La terapia al plasma funziona? Parola agli esperti

plasma per curare coronavirus

La terapia al plasma funziona contro il Covid-19 e, dopo tante smentite, a confermarlo sono i medici del Policlinico San Matteo di Pavia.

Interessanti, infatti, i riscontri su un campione di 80 pazienti che si sono sottoposti alla cura in via sperimentale e che, oggi sono tutti guariti, così come confermato dal presidente del Policlinico San Matteo Alessandro Venturi.

Terapia al plasma: il primario Venturi spiega come funziona

Ma come funziona la terapia al plasma? E da dove è nata l’idea?

Si tratta di un’intuizione geniale dell’infettivologo pavese, il professor Raffaele Bruno che ha collaborato a stretto contatto con il professor Cesare Perotti, che invece si occupa di immunoematologia.

Il principio, in effetti, è molto antico e si basa sull’immunizzazione passiva attraverso un vaccino o attraverso l’infusione di anticorpi specifici per il virus che si vuole combattere e che in qualche modo facilitano la risposta del sistema immunitario.

Al momento, però, non è chiaro quale sia la fase migliore per dare il via alla terapia.

Negli Usa, per esempio, viene utilizzato il plasma in maniera preventiva, come una sorta di vaccino, invece in Italia i pazienti che hanno partecipato allo studio erano ad una fase di gravità media, prima dunque di entrare in terapia intensiva ma già alla respirazione assistita.

Plasma: meglio gli ex pazienti covid che gli asintomatici scoperti con il sierologico

Fondamentali per rendere possibili queste terapie sono le donazioni di sangue da parte degli ex pazienti covid-19.

Si raccoglie una sacca di 600 ml di plasma, ovvero solo la parte liquida, mentre il resto viene reintrodotto.

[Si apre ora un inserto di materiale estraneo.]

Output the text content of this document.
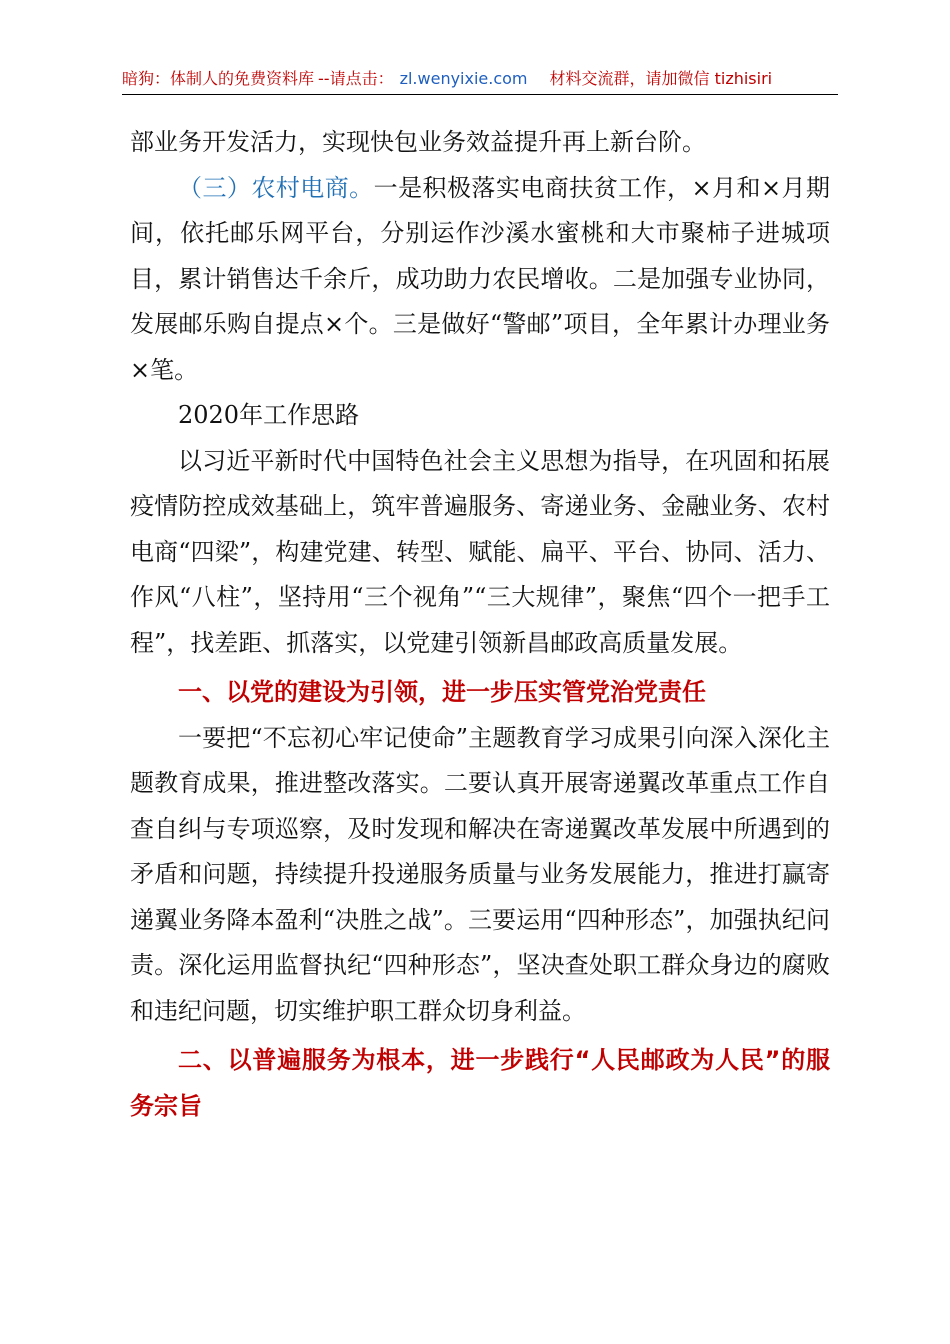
暗狗：体制人的免费资料库 --请点击： zl.wenyixie.com 材料交流群，请加微信 tizhisiri

部业务开发活力，实现快包业务效益提升再上新台阶。

（三）农村电商。一是积极落实电商扶贫工作，×月和×月期间，依托邮乐网平台，分别运作沙溪水蜜桃和大市聚柿子进城项目，累计销售达千余斤，成功助力农民增收。二是加强专业协同，发展邮乐购自提点×个。三是做好“警邮”项目，全年累计办理业务×笔。

2020年工作思路

以习近平新时代中国特色社会主义思想为指导，在巩固和拓展疫情防控成效基础上，筑牢普遍服务、寄递业务、金融业务、农村电商“四梁”，构建党建、转型、赋能、扁平、平台、协同、活力、作风“八柱”，坚持用“三个视角”“三大规律”，聚焦“四个一把手工程”，找差距、抓落实，以党建引领新昌邮政高质量发展。

一、以党的建设为引领，进一步压实管党治党责任

一要把“不忘初心牢记使命”主题教育学习成果引向深入深化主题教育成果，推进整改落实。二要认真开展寄递翼改革重点工作自查自纠与专项巡察，及时发现和解决在寄递翼改革发展中所遇到的矛盾和问题，持续提升投递服务质量与业务发展能力，推进打赢寄递翼业务降本盈利“决胜之战”。三要运用“四种形态”，加强执纪问责。深化运用监督执纪“四种形态”，坚决查处职工群众身边的腐败和违纪问题，切实维护职工群众切身利益。

二、以普遍服务为根本，进一步践行“人民邮政为人民”的服务宗旨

Ecco perché diventano importanti i test sierologici grazi ai quali è possibile individuare persone che hanno contratto il virus in forma asintomatica e che godono quindi di ottima salute.

Con una sacca di plasma di un ex positivo, la cui estrazione, del tutto indolore, dura 25-30 minuti, si possono trattare al massimo due pazienti.

C’è da dire che le sacche migliori e più efficaci sembrano quelle dei pazienti che hanno contratto il virus con sintomi e che hanno sviluppato una quantità rilevante di anticorpi.

Ecco perché il donatore perfetto è un ex paziente ospedalizzato, giovane, che ha superato la malattia e che ha un valore di anticorpi alto.

“Quello che possiamo dire – aggiunge Venturi – è che ad oggi noi stiamo lavorando già per stoccare e creare una scorta di plasma per fare fronte ad una eventuale seconda ondata di diffusione del virus, ed avere un’arma a disposizione per fronteggiare l’emergenza. La possibilità di precostituirsi delle scorte in congelatore è un atto di grande responsabilità e di grande generosità da parte di tutti coloro che hanno incontrato la malattia e l’hanno superata. Questa è l’unica arma a disposizione”.